HUMAnN3 still uses version 2019_v31 pangenomes, which is equal to the 2019_v31 version for MetaPhlAn’s marker database, right? So, I can run MetaPhlAn and HUMAnN on this same pan genome/marker database (Chocophlan). This would mean that the stratified results of the functional analyses in this case would be in complete concordance. And this 2019_v31 version is the one and only version available right now for which this is the case? Is this all correct?

So, now I ran HUMAnN3.9 with MetaPhlAn4 on the latest MetaPhlAn database (Jun 2023), so the pangenome database and MetaPhlAn taxonomic database are no longer in concordance, which would explain why I don’t have stratified results? But do I understand correctly that they are somewhat compatible, but since they’re not 1-to-1 (less overlap) it would lead to a lot less stratified results during the functional analyses? So, in my case, since it’s a small test data, it was most likely coincidence that I had 0 stratified (all unclassified) results, but I might find some if I would run “real data”?

Sorry if these question might seem simple and redundant to you, but I’m really trying to understand how the different “modules” of the pipelines work (together).

Thanks.

This is mostly right. If you’re using MetaPhlAn 3.X with a compatible HUMAnN 3.Y then you’ll be talking about marker genes and pangenomes based on the same underlying database and taxonomy.

MetaPhlAn 4.0 transitioned to the SGB database, markers, and taxonomy, which is essentially a superset of the v3 databases + some species being subdivided into multiple new species based on new genomic evidence.

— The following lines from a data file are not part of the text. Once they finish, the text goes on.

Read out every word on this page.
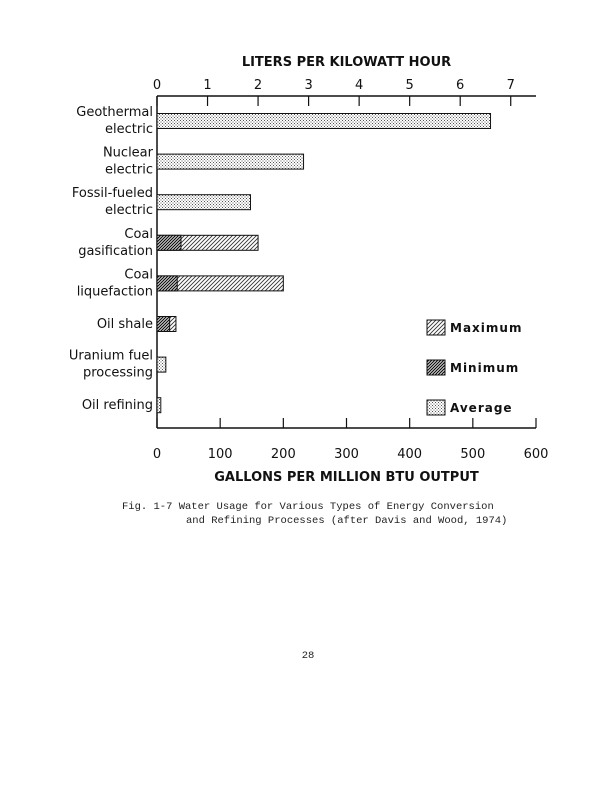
LITERS PER KILOWATT HOUR
GALLONS PER MILLION BTU OUTPUT
0	1	2	3	4	5	6	7
0	100	200	300	400	500	600
Geothermal
electric
Nuclear
electric
Fossil-fueled
electric
Coal
gasification
Coal
liquefaction
Oil shale
Uranium fuel
processing
Oil refining
Maximum
Minimum
Average
Fig. 1-7 Water Usage for Various Types of Energy Conversion
and Refining Processes (after Davis and Wood, 1974)
28
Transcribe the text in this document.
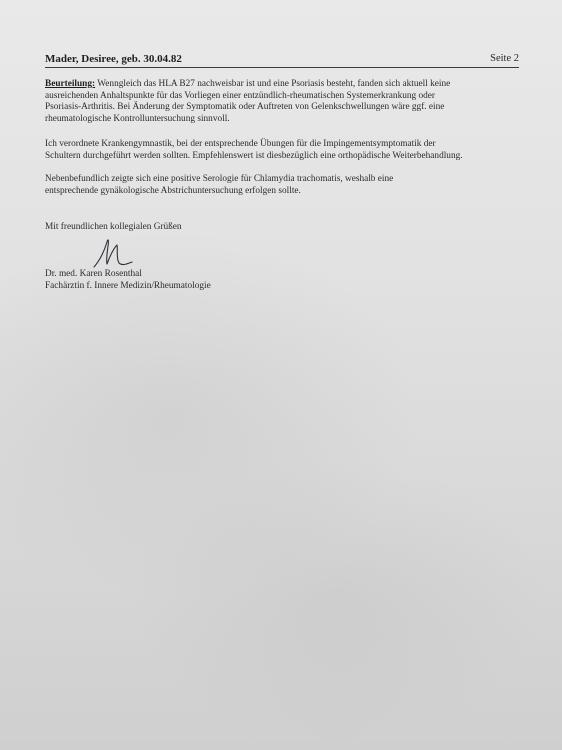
Mader, Desiree, geb. 30.04.82	Seite 2
Beurteilung: Wenngleich das HLA B27 nachweisbar ist und eine Psoriasis besteht, fanden sich aktuell keine
ausreichenden Anhaltspunkte für das Vorliegen einer entzündlich-rheumatischen Systemerkrankung oder
Psoriasis-Arthritis. Bei Änderung der Symptomatik oder Auftreten von Gelenkschwellungen wäre ggf. eine
rheumatologische Kontrolluntersuchung sinnvoll.
Ich verordnete Krankengymnastik, bei der entsprechende Übungen für die Impingementsymptomatik der
Schultern durchgeführt werden sollten. Empfehlenswert ist diesbezüglich eine orthopädische Weiterbehandlung.
Nebenbefundlich zeigte sich eine positive Serologie für Chlamydia trachomatis, weshalb eine
entsprechende gynäkologische Abstrichuntersuchung erfolgen sollte.
Mit freundlichen kollegialen Grüßen
Dr. med. Karen Rosenthal
Fachärztin f. Innere Medizin/Rheumatologie
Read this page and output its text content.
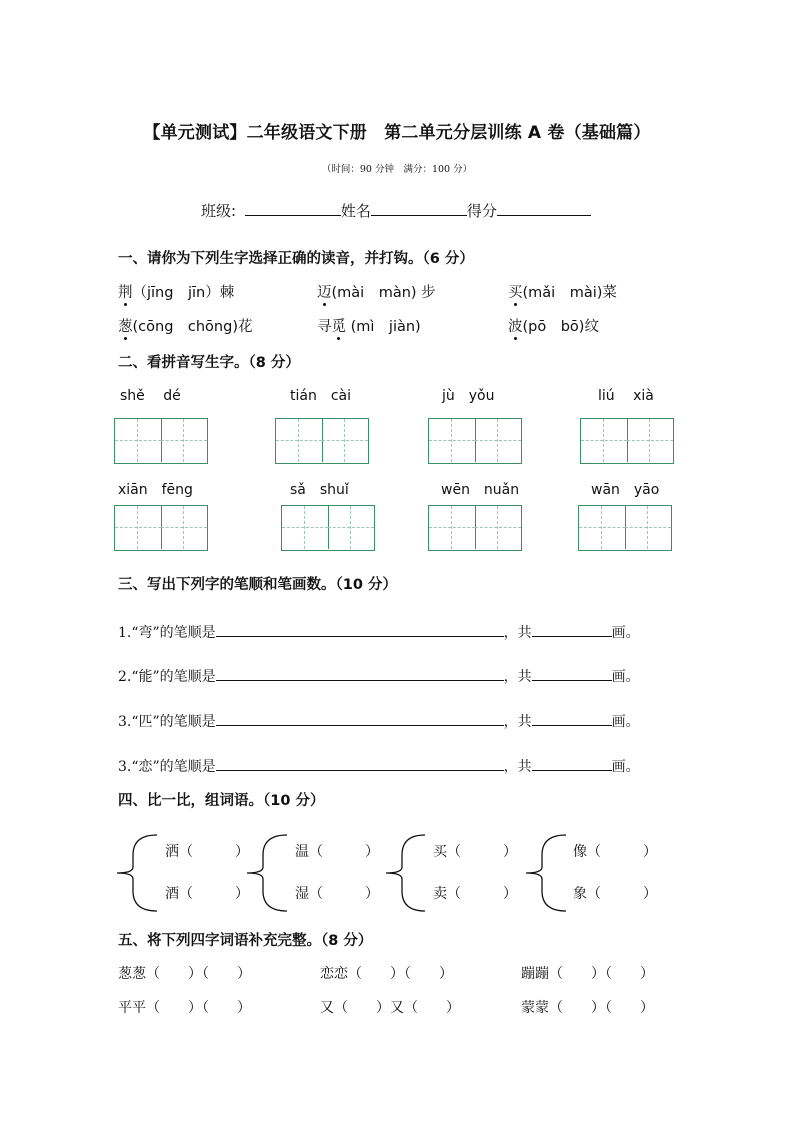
【单元测试】二年级语文下册　第二单元分层训练 A 卷（基础篇）
（时间：90 分钟　满分：100 分）
班级:	姓名	得分
一、请你为下列生字选择正确的读音，并打钩。（6 分）
荆（jīng　jīn）棘	迈(mài　màn) 步	买(mǎi　mài)菜
葱(cōng　chōng)花	寻觅 (mì　jiàn)	波(pō　bō)纹
二、看拼音写生字。（8 分）
shě　 dé	tián　cài	jù　yǒu	liú　 xià
xiān　fēng	sǎ　shuǐ	wēn　nuǎn	wān　yāo
三、写出下列字的笔顺和笔画数。（10 分）
1.“弯”的笔顺是	，共	画。
2.“能”的笔顺是	，共	画。
3.“匹”的笔顺是	，共	画。
3.“恋”的笔顺是	，共	画。
四、比一比，组词语。（10 分）
洒（　　　）
酒（　　　）
温（　　　）
湿（　　　）
买（　　　）
卖（　　　）
像（　　　）
象（　　　）
五、将下列四字词语补充完整。（8 分）
葱葱（　　）（　　）	恋恋（　　）（　　）	蹦蹦（　　）（　　）
平平（　　）（　　）	又（　　）又（　　）	蒙蒙（　　）（　　）
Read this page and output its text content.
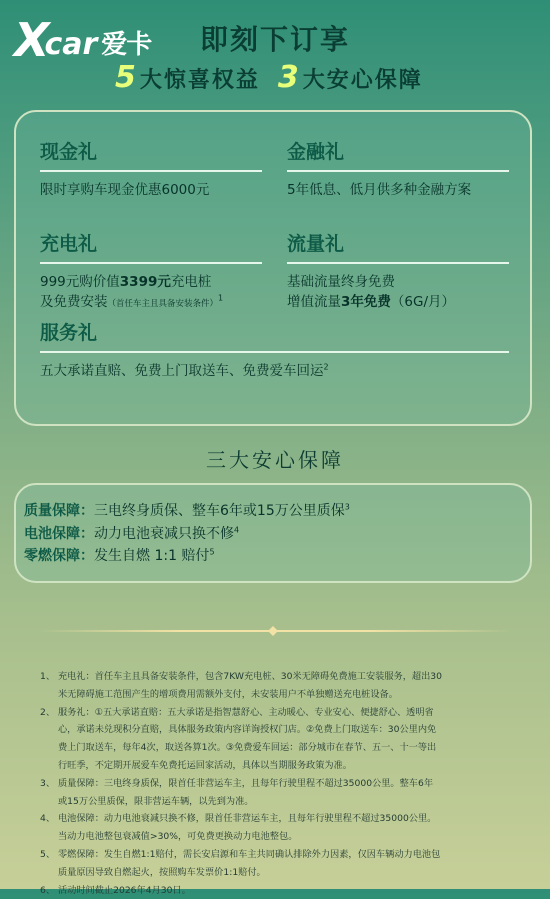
X
car 爱卡 即刻下订享
5大惊喜权益 3大安心保障
现金礼
限时享购车现金优惠6000元
金融礼
5年低息、低月供多种金融方案
充电礼
999元购价值3399元充电桩
及免费安装（首任车主且具备安装条件）$^1$
流量礼
基础流量终身免费
增值流量3年免费（6G/月）
服务礼
五大承诺直赔、免费上门取送车、免费爱车回运$^2$
三大安心保障
质量保障：三电终身质保、整车6年或15万公里质保$^3$
电池保障：动力电池衰减只换不修$^4$
零燃保障：发生自燃 1:1 赔付$^5$
1、 充电礼：首任车主且具备安装条件，包含7KW充电桩、30米无障碍免费施工安装服务，超出30
米无障碍施工范围产生的增项费用需额外支付，未安装用户不单独赠送充电桩设备。
2、 服务礼：①五大承诺直赔：五大承诺是指智慧舒心、主动暖心、专业安心、便捷舒心、透明省
心，承诺未兑现积分直赔，具体服务政策内容详询授权门店。②免费上门取送车：30公里内免
费上门取送车，每年4次，取送各算1次。③免费爱车回运：部分城市在春节、五一、十一等出
行旺季，不定期开展爱车免费托运回家活动，具体以当期服务政策为准。
3、 质量保障：三电终身质保，限首任非营运车主，且每年行驶里程不超过35000公里。整车6年
或15万公里质保，限非营运车辆，以先到为准。
4、 电池保障：动力电池衰减只换不修，限首任非营运车主，且每年行驶里程不超过35000公里。
当动力电池整包衰减值>30%，可免费更换动力电池整包。
5、 零燃保障：发生自燃1:1赔付，需长安启源和车主共同确认排除外力因素，仅因车辆动力电池包
质量原因导致自燃起火，按照购车发票价1:1赔付。
6、 活动时间截止2026年4月30日。
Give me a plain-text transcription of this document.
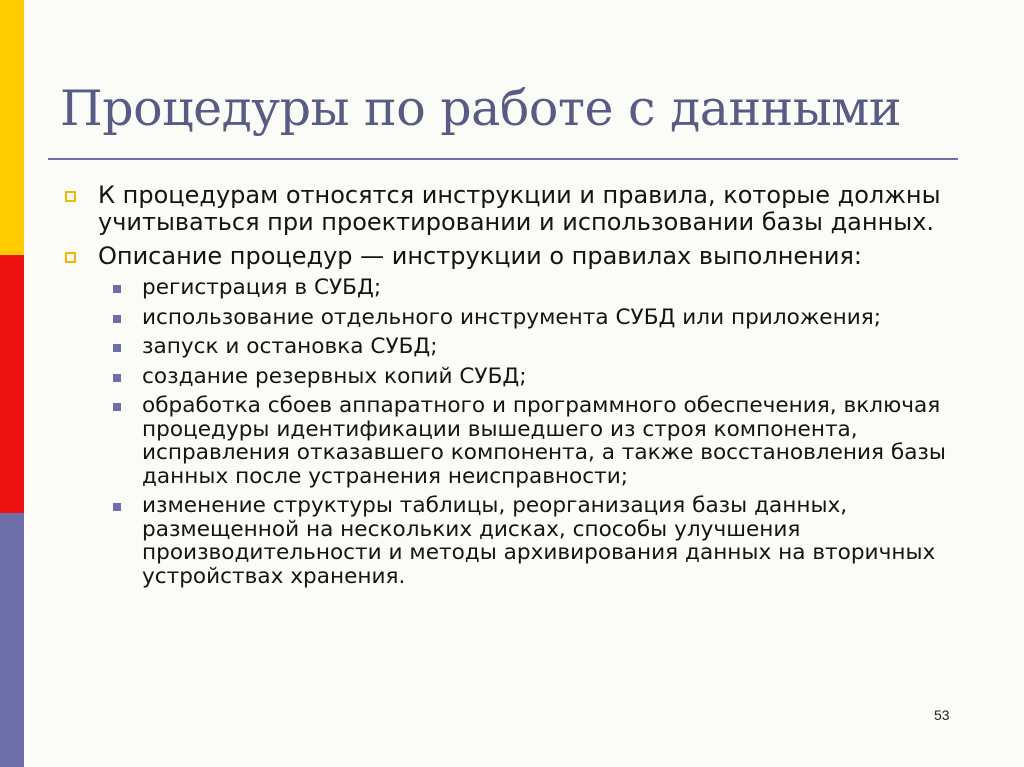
Процедуры по работе с данными
К процедурам относятся инструкции и правила, которые должны учитываться при проектировании и использовании базы данных.
Описание процедур — инструкции о правилах выполнения:
регистрация в СУБД;
использование отдельного инструмента СУБД или приложения;
запуск и остановка СУБД;
создание резервных копий СУБД;
обработка сбоев аппаратного и программного обеспечения, включая процедуры идентификации вышедшего из строя компонента, исправления отказавшего компонента, а также восстановления базы данных после устранения неисправности;
изменение структуры таблицы, реорганизация базы данных, размещенной на нескольких дисках, способы улучшения производительности и методы архивирования данных на вторичных устройствах хранения.
53
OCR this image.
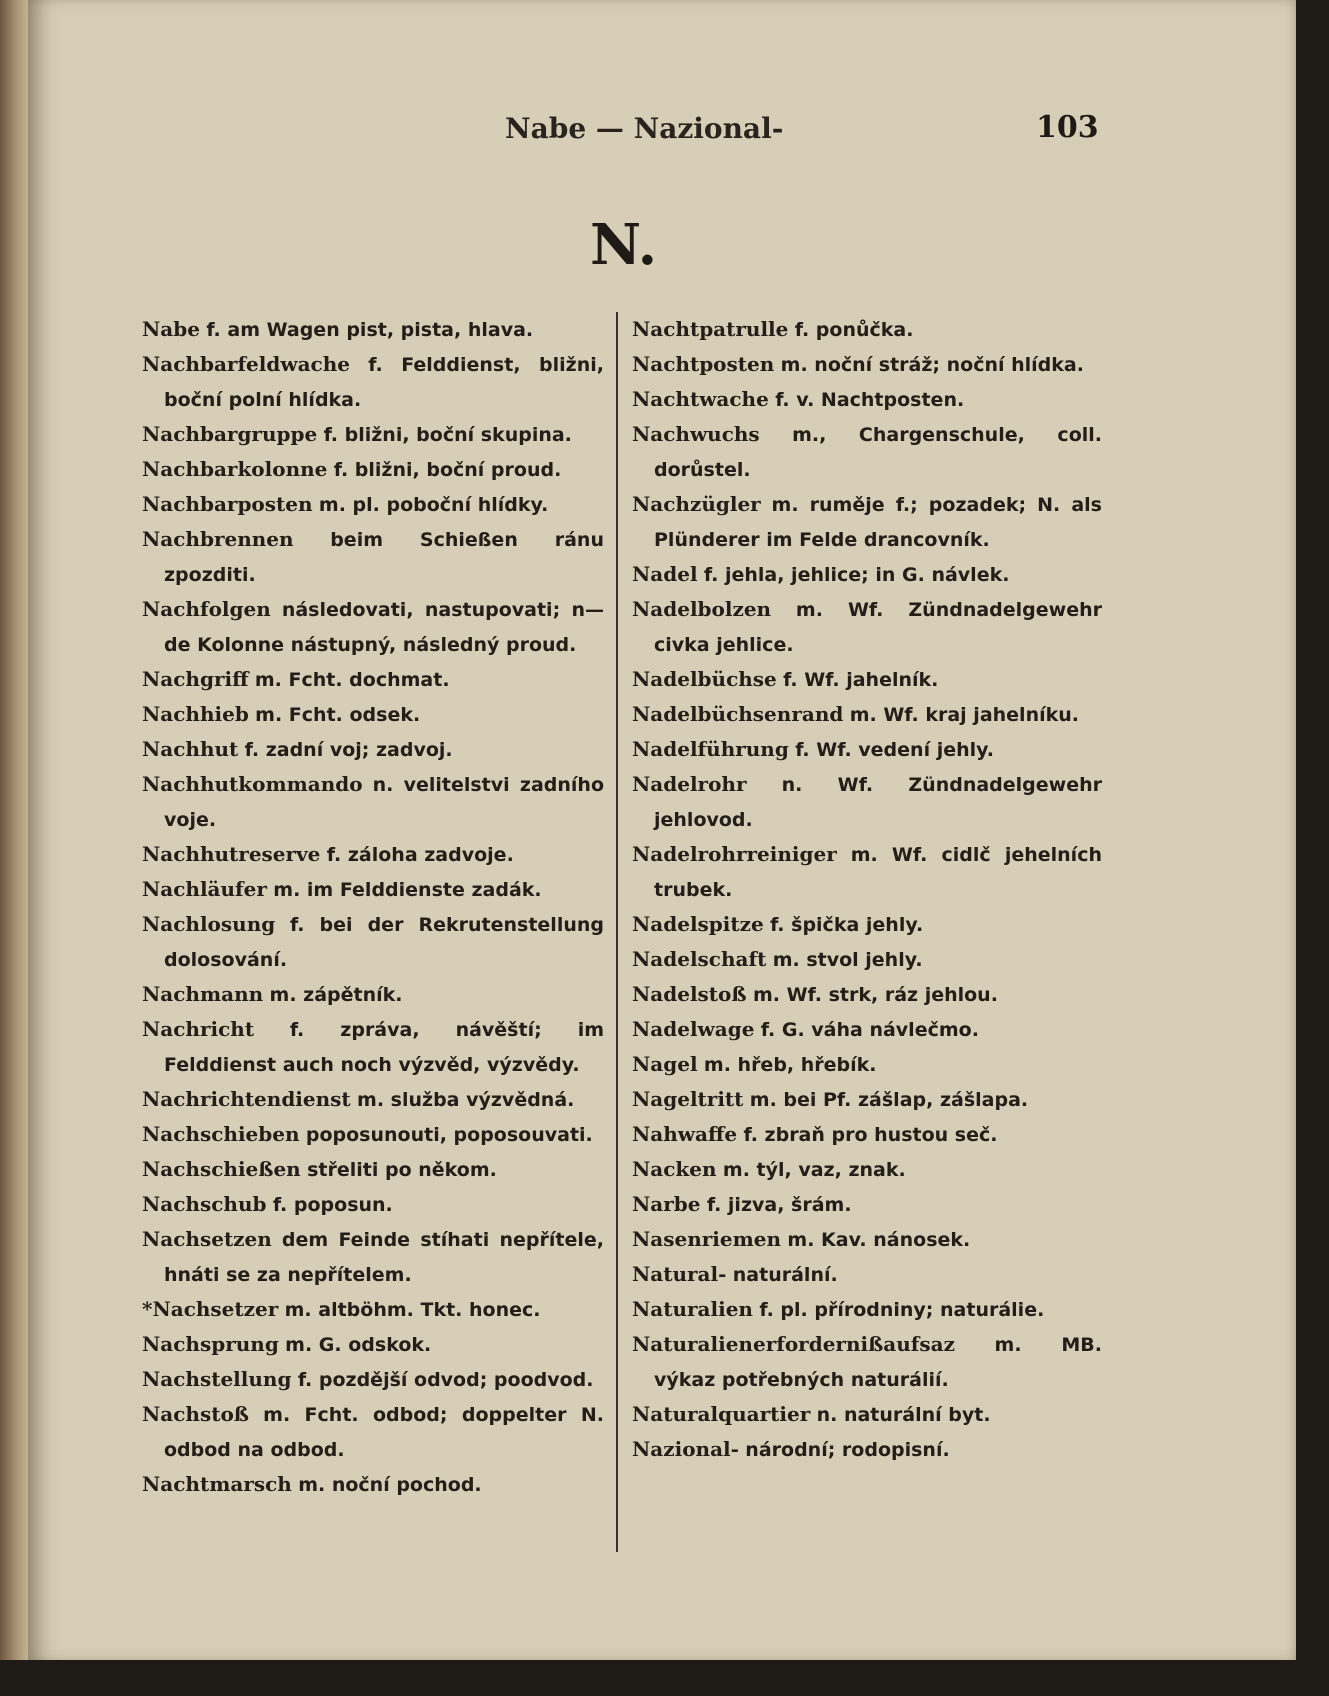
Nabe — Nazional-	103
N.

Nabe f. am Wagen pist, pista, hlava.

Nachbarfeldwache f. Felddienst, bližni, boční polní hlídka.

Nachbargruppe f. bližni, boční skupina.

Nachbarkolonne f. bližni, boční proud.

Nachbarposten m. pl. poboční hlídky.

Nachbrennen beim Schießen ránu zpozditi.

Nachfolgen následovati, nastupovati; n—de Kolonne nástupný, následný proud.

Nachgriff m. Fcht. dochmat.

Nachhieb m. Fcht. odsek.

Nachhut f. zadní voj; zadvoj.

Nachhutkommando n. velitelstvi zadního voje.

Nachhutreserve f. záloha zadvoje.

Nachläufer m. im Felddienste zadák.

Nachlosung f. bei der Rekrutenstellung dolosování.

Nachmann m. zápětník.

Nachricht f. zpráva, návěští; im Felddienst auch noch výzvěd, výzvědy.

Nachrichtendienst m. služba výzvědná.

Nachschieben poposunouti, poposouvati.

Nachschießen střeliti po někom.

Nachschub f. poposun.

Nachsetzen dem Feinde stíhati nepřítele, hnáti se za nepřítelem.

*Nachsetzer m. altböhm. Tkt. honec.

Nachsprung m. G. odskok.

Nachstellung f. pozdější odvod; poodvod.

Nachstoß m. Fcht. odbod; doppelter N. odbod na odbod.

Nachtmarsch m. noční pochod.

Nachtpatrulle f. ponůčka.

Nachtposten m. noční stráž; noční hlídka.

Nachtwache f. v. Nachtposten.

Nachwuchs m., Chargenschule, coll. dorůstel.

Nachzügler m. ruměje f.; pozadek; N. als Plünderer im Felde drancovník.

Nadel f. jehla, jehlice; in G. návlek.

Nadelbolzen m. Wf. Zündnadelgewehr civka jehlice.

Nadelbüchse f. Wf. jahelník.

Nadelbüchsenrand m. Wf. kraj jahelníku.

Nadelführung f. Wf. vedení jehly.

Nadelrohr n. Wf. Zündnadelgewehr jehlovod.

Nadelrohrreiniger m. Wf. cidlč jehelních trubek.

Nadelspitze f. špička jehly.

Nadelschaft m. stvol jehly.

Nadelstoß m. Wf. strk, ráz jehlou.

Nadelwage f. G. váha návlečmo.

Nagel m. hřeb, hřebík.

Nageltritt m. bei Pf. zášlap, zášlapa.

Nahwaffe f. zbraň pro hustou seč.

Nacken m. týl, vaz, znak.

Narbe f. jizva, šrám.

Nasenriemen m. Kav. nánosek.

Natural- naturální.

Naturalien f. pl. přírodniny; naturálie.

Naturalienerfordernißaufsaz m. MB. výkaz potřebných naturálií.

Naturalquartier n. naturální byt.

Nazional- národní; rodopisní.
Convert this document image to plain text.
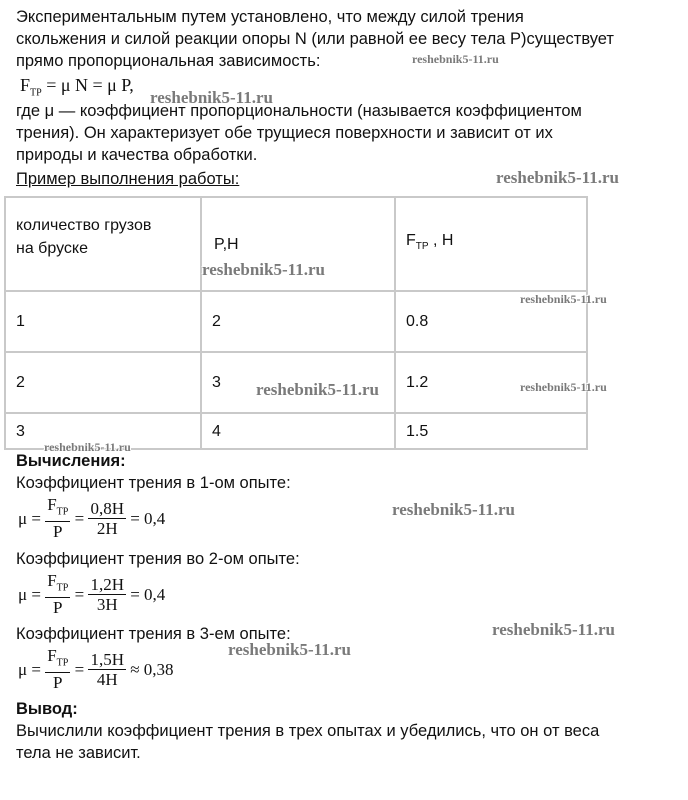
Экспериментальным путем установлено, что между силой трения
скольжения и силой реакции опоры N (или равной ее весу тела P)существует
прямо пропорциональная зависимость:
$F_{TP} = \mu$ N = μ P,
где μ — коэффициент пропорциональности (называется коэффициентом
трения). Он характеризует обе трущиеся поверхности и зависит от их
природы и качества обработки.
Пример выполнения работы:
количество грузов
на бруске	P,H	$F_{TP}$ , H
1	2	0.8
2	3	1.2
3	4	1.5
Вычисления:
Коэффициент трения в 1-ом опыте:
$\mu = \frac{F_{TP}}{P} = \frac{0,8H}{2H} = 0,4$
Коэффициент трения во 2-ом опыте:
$\mu = \frac{F_{TP}}{P} = \frac{1,2H}{3H} = 0,4$
Коэффициент трения в 3-ем опыте:
$\mu = \frac{F_{TP}}{P} = \frac{1,5H}{4H} \approx 0,38$
Вывод:
Вычислили коэффициент трения в трех опытах и убедились, что он от веса
тела не зависит.
reshebnik5-11.ru
reshebnik5-11.ru
reshebnik5-11.ru
reshebnik5-11.ru
reshebnik5-11.ru
reshebnik5-11.ru	reshebnik5-11.ru
reshebnik5-11.ru
reshebnik5-11.ru
reshebnik5-11.ru
reshebnik5-11.ru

So when you run MetaPhlAn 4.X with a compatible HUMAnN 3.Y you should still get stratified functional profiles, but the taxonomic stratifications will be in the language that HUMAnN understands (genus.species) not MetaPhlAn’s SGB taxonomy. This is based on the idea that we know in the underlying data that SGB X from MetaPhlAn 4 contains genomes that were at one time grouped into species Y (known to HUMAnN 3).